The top five US banks (XLF) reported their fourth-quarter results last week. Since the results, the stocks have been showing a strong uptrend. Bank of America (BAC) and Goldman Sachs (GS) outperformed analysts’ estimates, which drove their stocks higher. Citigroup (C) and Wells Fargo (WFC) reported mixed results. JPMorgan Chase (JPM) reported weaker-than-expected fourth-quarter results.
Most of the banks are expected to benefit from growth in the net interest income due to higher loans and deposits, which is driving their stocks higher. Operating leverage and share repurchases will likely support the bottom-line growth.
These banks are trading at low valuation multiples, which makes them an attractive bet. Citigroup, Goldman Sachs, Wells Fargo, Bank of America, and JPMorgan Chase are trading at forward PE ratios of 8.4x, 8.2x, 10.1x, 10.2x, and 10.5x, respectively.

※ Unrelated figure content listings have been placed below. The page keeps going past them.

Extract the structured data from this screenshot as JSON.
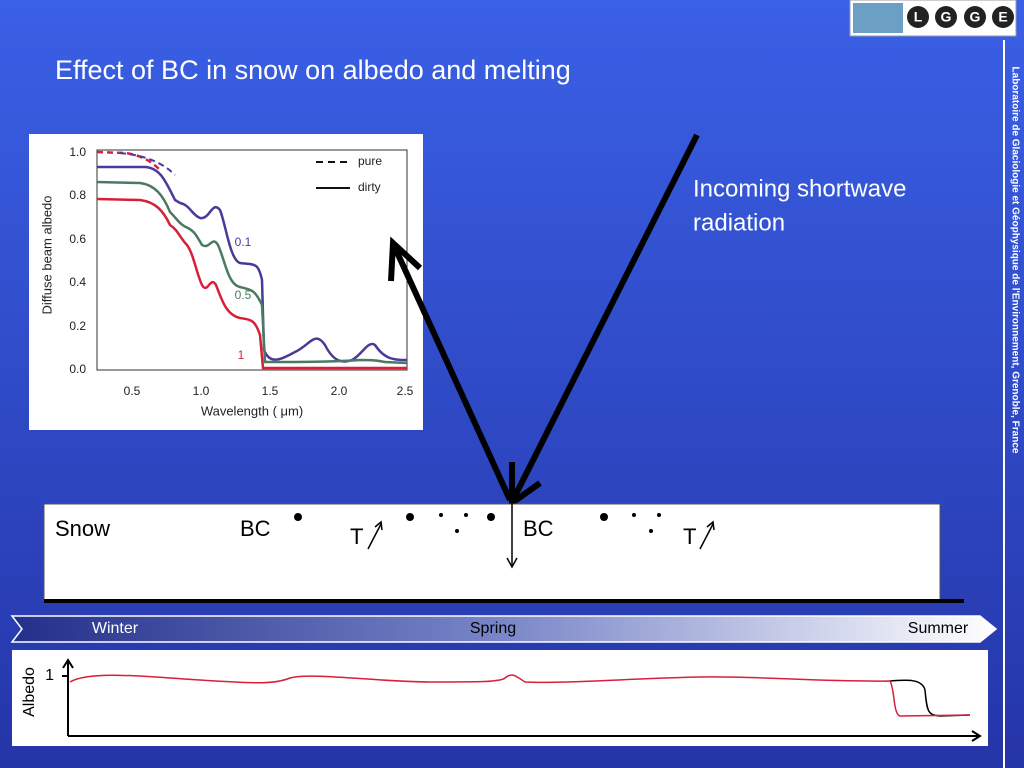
{
  "header": {
    "title": "Effect of BC in snow on albedo and melting",
    "sidebar": "Laboratoire de Glaciologie et Géophysique de l'Environnement, Grenoble, France",
    "logo": [
      "L",
      "G",
      "G",
      "E"
    ]
  },
  "figure": {
    "y_label": "Diffuse beam albedo",
    "x_label": "Wavelength ( μm)",
    "yticks": [
      "1.0",
      "0.8",
      "0.6",
      "0.4",
      "0.2",
      "0.0"
    ],
    "xticks": [
      "0.5",
      "1.0",
      "1.5",
      "2.0",
      "2.5"
    ],
    "legend": [
      "pure",
      "dirty"
    ],
    "curve_labels": [
      "0.1",
      "0.5",
      "1"
    ]
  },
  "diagram": {
    "incoming": [
      "Incoming shortwave",
      "radiation"
    ],
    "snow": "Snow",
    "bc": [
      "BC",
      "BC"
    ],
    "t": [
      "T",
      "T"
    ]
  },
  "timeline": {
    "seasons": [
      "Winter",
      "Spring",
      "Summer"
    ],
    "albedo_label": "Albedo",
    "albedo_tick": "1"
  }
}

They offer current dividend yields of 2.9%, 1.6%, 3.5%, 2.1%, and 3.1%, respectively.
Among the top five banks, Citigroup, Bank of America, and JPMorgan Chase are expected to maintain the strong momentum in 2019 even in the absence of a rate hike. Goldman Sachs had an impressive performance in the fourth quarter. However, analysts expect the top line to remain weak in upcoming quarters. Also, the 1MDB scandal could hurt the bank. Wells Fargo’s revenues are expected to decline in upcoming quarters due to the slowdown in loans.
Strong start in 2019
For the top five banks, the stocks have been strong in 2019. The stocks have outperformed the broader markets (SPX). Citigroup, Goldman Sachs, and Bank of America shares have risen 21.2%, 21.2%, and 18.9%, respectively. Wells Fargo and JPMorgan Chase stocks have risen 8.5% and 7.1%, respectively. So far, the S&P 500 has risen 6.5% in 2019.